Ggeben am 6. tag wintermonats 1524.
Streng, vest, ersame, wyse, getrüw etc. gnädig herren!
Ich sag gott lob und danck, daß er üch gmuet und geduldt gibt,
die vilvaltigen muey und arbeit, so üch umb sines worts willen zuostond,
so redlych und trostlich ze tragen. Der welle sin werck für und für
erziehen und fueren durch die wueste diser welt, daß wir zuo dem versprochnen
erdrich der läbendigen [cf. Matth. 5. 5] mit fröuden komind.

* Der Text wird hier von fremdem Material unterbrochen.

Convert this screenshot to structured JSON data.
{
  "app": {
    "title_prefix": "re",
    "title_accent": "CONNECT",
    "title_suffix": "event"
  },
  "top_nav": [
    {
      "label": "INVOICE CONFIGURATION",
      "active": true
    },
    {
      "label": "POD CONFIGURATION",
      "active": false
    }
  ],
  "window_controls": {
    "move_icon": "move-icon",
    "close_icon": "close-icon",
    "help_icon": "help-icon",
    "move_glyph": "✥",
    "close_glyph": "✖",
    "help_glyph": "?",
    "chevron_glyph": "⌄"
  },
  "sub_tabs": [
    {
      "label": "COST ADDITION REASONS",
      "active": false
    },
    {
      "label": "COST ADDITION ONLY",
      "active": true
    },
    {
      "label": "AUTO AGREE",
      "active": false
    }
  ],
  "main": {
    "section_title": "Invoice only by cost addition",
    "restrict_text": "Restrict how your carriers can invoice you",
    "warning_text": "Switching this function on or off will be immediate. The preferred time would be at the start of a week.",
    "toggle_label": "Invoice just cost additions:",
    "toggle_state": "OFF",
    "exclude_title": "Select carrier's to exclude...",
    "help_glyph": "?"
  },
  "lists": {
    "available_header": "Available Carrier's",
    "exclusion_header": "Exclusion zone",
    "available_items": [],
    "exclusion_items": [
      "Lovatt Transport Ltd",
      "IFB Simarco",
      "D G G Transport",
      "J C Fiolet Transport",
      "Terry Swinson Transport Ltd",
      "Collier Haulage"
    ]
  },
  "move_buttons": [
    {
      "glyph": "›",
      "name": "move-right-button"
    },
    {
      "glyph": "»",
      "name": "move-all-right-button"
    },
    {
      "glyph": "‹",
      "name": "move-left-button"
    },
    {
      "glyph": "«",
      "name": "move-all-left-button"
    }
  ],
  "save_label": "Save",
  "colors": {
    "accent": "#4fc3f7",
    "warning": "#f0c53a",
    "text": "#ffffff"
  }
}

Demnach sag ich uwer wysheit grossen danck des anzeigens, mir
gester beschehen, der besundren gschrifft, die nebend der offnen Egg
oder sine mithafften uff nechst gehabnen tag zuo Frowenfeld unser
Eydgnossen botton zuogeschoben hatt. Dann ich sunst aller dingen
wäre unwüssend xin, ußgenomen, das ich die getruckten antwurt
Eggen wol besehen, und dero antwurt ze geben umb irer ungeschickte
wegen uß fürnemen und gmuet geschlagen hab. Denn was ich mit
imm red oder fürnim, so schelckt er so ungemäß und legt demnach
sölchen unglimpff uff mich, sam ich inn unverdienten angeruert
hab, der mich doch so unerberlich mit einer lasterlichen gschrifft
vor unseren Eydgnossen one alles warnen angfochten hat. Und so
verr ich imm lasterwort gegen lasterworten geben sölte, wurde lustlicher
sin zweyen schnöden wyben, kempfenden und scheltenden, weder
uns uffzelosen; dann sölch unser schelcken möchte one verletzen
der eren gottes und frommer conscientzen nit beschehen, wiewol
andre fromme redliche Christen - ist 's, als ich vernim - sölch
sin gschrifft ze widernieten unnd sin untrüw fürnemen harfür ze ziehen
schon volendet habend.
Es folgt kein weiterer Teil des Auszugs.